Putin und Lukaschenko dürften hinter verschlossenen Türen tatsächlich einiges zu besprechen haben. So bestätigte der E-Mail-Dienst Protonmail im schweizerischen Genf, dass die Ryanair-Passagiermaschine bereits umgeleitet worden war, noch bevor am Sonntag eine E-Mail mit einer angeblichen Bombendrohung abgeschickt wurde. Die E-Mail, auf die sich Lukaschenko zur Begründung für die Umleitung der Maschine berief, wurde von einem Server dieses Dienstes versandt. International gab es an Lukaschenkos Behauptung zwar zuvor schon erhebliche Zweifel, doch nun ist die Lüge amtlich.
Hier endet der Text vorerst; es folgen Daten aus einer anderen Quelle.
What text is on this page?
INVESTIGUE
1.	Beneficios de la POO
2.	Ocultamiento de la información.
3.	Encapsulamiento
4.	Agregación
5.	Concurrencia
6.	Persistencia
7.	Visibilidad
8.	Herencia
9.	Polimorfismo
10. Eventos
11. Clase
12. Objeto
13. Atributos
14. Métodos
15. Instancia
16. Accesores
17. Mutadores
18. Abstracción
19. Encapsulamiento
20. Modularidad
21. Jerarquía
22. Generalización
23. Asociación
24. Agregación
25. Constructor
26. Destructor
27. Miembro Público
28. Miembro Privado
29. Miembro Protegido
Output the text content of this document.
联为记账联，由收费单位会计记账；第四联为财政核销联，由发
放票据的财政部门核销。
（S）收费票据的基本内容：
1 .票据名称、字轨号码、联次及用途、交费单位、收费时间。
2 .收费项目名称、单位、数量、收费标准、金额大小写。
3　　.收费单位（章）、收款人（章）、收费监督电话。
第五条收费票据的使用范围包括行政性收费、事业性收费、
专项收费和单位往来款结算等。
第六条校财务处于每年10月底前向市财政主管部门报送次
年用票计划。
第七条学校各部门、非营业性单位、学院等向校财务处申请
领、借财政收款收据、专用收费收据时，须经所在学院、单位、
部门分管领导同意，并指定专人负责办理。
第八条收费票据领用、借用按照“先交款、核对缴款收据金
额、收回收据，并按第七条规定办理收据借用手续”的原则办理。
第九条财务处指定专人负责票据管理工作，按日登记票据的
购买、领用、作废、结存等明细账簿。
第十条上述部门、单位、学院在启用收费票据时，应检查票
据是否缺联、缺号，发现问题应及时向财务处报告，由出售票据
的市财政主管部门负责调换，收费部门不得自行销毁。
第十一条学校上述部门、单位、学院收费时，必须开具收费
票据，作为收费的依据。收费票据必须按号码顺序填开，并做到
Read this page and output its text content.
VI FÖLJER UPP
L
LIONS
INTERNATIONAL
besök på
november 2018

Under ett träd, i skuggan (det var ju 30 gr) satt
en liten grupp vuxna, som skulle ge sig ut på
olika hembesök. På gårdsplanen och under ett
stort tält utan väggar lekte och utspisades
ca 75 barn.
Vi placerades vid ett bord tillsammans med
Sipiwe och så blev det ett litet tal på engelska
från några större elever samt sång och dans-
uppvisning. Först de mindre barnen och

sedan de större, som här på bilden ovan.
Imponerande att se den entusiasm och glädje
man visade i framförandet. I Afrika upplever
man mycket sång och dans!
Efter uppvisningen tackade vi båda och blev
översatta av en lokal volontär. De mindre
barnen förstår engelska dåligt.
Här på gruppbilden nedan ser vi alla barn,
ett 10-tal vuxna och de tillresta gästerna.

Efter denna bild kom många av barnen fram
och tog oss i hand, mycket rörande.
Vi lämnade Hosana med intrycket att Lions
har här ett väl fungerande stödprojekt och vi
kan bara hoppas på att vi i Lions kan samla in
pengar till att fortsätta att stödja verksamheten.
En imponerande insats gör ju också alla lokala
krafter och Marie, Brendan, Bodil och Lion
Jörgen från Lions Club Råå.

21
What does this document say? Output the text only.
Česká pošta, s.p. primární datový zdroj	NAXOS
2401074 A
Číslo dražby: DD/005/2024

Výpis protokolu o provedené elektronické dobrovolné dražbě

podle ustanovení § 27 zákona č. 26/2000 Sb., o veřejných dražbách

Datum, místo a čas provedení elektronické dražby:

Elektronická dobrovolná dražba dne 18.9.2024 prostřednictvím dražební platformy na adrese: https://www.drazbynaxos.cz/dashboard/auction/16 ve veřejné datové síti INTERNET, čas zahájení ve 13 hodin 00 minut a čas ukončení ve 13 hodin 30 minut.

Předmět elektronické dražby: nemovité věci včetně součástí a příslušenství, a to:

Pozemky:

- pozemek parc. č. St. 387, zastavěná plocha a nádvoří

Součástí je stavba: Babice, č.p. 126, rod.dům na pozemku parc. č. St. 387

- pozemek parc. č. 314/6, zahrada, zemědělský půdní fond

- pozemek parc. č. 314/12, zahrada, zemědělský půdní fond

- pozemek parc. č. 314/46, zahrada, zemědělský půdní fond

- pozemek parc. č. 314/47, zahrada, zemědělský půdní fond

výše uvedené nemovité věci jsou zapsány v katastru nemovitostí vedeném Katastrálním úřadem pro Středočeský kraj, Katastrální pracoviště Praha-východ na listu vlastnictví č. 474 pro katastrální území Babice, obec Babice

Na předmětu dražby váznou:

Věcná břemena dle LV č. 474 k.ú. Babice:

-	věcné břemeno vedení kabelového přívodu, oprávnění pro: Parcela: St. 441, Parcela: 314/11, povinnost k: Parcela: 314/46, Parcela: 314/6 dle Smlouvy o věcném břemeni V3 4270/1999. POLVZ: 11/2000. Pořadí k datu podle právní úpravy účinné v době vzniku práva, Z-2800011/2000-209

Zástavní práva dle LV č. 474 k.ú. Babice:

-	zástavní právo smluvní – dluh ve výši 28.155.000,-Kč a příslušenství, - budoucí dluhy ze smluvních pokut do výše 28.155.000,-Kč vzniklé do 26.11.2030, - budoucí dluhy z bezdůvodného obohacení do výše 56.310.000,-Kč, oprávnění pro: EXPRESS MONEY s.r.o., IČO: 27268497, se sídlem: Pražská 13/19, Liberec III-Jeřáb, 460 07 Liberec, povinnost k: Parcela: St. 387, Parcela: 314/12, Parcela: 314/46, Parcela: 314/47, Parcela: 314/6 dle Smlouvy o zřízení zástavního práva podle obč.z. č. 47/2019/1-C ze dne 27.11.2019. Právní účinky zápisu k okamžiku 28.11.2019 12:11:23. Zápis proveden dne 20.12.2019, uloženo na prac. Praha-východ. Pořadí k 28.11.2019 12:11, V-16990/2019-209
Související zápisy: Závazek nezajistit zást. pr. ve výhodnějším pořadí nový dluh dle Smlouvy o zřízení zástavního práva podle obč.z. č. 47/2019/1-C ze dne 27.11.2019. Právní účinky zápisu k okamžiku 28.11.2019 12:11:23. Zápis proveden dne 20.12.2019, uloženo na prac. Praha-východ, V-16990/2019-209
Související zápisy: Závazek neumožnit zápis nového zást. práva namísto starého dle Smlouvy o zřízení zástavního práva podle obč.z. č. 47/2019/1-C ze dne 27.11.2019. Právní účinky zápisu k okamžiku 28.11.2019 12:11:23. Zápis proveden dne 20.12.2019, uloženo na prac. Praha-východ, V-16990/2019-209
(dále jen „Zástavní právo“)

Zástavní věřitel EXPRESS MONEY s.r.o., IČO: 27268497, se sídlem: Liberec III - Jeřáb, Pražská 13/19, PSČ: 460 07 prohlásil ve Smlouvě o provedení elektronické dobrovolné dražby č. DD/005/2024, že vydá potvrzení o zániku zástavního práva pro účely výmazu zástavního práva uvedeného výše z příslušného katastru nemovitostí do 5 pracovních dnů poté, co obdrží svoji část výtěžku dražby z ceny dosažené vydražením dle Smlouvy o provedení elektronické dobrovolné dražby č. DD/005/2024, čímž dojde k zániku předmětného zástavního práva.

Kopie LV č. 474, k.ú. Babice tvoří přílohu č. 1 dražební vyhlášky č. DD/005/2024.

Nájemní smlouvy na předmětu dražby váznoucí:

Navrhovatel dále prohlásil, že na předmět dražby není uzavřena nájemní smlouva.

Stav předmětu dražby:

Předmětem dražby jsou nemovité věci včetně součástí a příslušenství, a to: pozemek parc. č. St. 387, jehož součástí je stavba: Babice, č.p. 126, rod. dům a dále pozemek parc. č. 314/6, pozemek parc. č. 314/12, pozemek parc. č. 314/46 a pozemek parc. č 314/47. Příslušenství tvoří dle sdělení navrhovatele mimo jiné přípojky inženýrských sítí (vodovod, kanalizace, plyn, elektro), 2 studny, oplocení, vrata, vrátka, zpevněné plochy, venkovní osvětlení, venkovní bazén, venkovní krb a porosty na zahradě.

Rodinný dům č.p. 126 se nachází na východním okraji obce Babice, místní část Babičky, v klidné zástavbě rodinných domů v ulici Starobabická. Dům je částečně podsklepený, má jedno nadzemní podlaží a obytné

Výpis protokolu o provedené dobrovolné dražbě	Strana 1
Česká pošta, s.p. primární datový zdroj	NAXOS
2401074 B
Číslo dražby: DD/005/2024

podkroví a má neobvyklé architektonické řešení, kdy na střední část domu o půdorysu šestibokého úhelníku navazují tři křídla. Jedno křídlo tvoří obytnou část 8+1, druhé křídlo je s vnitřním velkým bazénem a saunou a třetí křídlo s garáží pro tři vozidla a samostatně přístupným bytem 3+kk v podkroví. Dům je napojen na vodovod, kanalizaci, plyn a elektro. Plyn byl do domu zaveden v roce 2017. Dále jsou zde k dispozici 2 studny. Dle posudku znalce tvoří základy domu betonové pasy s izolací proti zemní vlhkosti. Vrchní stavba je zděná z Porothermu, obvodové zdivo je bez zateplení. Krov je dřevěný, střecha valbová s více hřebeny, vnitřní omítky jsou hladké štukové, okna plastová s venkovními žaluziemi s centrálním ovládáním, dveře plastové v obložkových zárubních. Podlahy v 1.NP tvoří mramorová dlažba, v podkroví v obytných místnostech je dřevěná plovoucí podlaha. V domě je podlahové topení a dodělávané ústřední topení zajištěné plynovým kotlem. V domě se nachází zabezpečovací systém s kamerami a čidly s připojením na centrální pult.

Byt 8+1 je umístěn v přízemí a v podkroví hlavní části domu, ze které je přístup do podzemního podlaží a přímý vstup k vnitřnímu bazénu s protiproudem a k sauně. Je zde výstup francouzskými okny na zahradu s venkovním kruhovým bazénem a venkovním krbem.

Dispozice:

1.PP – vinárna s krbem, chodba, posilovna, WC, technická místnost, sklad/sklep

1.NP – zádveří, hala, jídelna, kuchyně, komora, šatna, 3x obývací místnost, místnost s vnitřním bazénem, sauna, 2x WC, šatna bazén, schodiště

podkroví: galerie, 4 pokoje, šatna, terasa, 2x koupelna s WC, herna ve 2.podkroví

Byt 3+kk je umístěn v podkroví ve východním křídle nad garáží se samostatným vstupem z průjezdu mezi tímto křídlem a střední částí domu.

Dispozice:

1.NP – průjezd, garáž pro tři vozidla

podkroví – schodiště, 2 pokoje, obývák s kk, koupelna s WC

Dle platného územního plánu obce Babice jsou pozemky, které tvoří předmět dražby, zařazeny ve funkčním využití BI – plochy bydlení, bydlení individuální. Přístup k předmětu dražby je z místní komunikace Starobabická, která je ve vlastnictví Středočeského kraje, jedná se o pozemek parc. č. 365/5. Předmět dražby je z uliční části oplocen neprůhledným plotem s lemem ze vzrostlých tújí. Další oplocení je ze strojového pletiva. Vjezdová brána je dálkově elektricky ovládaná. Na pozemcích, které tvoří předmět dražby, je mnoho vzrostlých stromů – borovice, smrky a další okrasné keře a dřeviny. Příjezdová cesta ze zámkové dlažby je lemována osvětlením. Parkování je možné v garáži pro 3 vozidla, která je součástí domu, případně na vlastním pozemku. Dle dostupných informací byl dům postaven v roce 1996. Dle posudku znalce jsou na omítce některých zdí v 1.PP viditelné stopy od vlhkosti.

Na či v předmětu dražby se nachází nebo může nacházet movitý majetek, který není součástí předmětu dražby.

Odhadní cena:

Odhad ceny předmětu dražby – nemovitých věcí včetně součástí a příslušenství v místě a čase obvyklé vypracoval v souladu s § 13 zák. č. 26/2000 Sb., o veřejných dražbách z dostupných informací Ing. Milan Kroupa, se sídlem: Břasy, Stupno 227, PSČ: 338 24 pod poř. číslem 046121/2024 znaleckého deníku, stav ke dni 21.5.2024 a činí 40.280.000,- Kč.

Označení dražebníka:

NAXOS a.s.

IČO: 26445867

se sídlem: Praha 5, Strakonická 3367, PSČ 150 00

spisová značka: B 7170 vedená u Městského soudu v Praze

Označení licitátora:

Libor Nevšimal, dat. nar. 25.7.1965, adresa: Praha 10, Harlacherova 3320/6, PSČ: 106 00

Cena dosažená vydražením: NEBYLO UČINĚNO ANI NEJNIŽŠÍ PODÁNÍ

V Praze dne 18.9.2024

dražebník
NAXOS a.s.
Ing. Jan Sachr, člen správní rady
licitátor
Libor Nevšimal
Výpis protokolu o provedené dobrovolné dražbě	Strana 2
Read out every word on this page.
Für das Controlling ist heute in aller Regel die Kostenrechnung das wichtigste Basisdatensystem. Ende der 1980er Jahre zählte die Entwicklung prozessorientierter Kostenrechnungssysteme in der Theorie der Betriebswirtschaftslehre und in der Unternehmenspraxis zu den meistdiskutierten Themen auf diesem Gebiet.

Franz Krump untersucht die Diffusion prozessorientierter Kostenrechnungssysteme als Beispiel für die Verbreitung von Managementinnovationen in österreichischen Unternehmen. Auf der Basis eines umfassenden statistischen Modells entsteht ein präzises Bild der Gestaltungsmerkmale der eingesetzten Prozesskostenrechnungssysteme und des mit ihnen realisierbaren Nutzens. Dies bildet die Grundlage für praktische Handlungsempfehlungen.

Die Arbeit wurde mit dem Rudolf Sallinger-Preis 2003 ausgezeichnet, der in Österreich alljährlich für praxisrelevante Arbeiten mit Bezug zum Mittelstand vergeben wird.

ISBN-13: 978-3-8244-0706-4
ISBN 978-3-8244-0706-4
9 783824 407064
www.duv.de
Nach der Zwangslandung in Minsk wurden ein Regierungskritiker und seine Freundin verhaftet. Die Behörden in Belarus behaupteten bislang, das Flugzeug auf dem Weg von Griechenland nach Litauen sei wegen einer Bombendrohung nach Minsk umgeleitet worden. Wie sich herausstellte, war keine Bombe an Bord. Kritiker argwöhnten sofort, dass die Regierung die Drohung erfand, um des regierungskritischen Bloggers Roman Protassewitsch habhaft zu werden. "Wir können sehen, wann die E-Mail geschickt wurde, und wir können bestätigen, dass die fragliche E-Mail abgeschickt wurde, nachdem das Flugzeug umgeleitet worden war", teilte der Sprecher von Protonmail mit. "Wir haben keine glaubhaften Beweise dafür gesehen, dass die Behauptungen von Belarus der Wahrheit entsprechen."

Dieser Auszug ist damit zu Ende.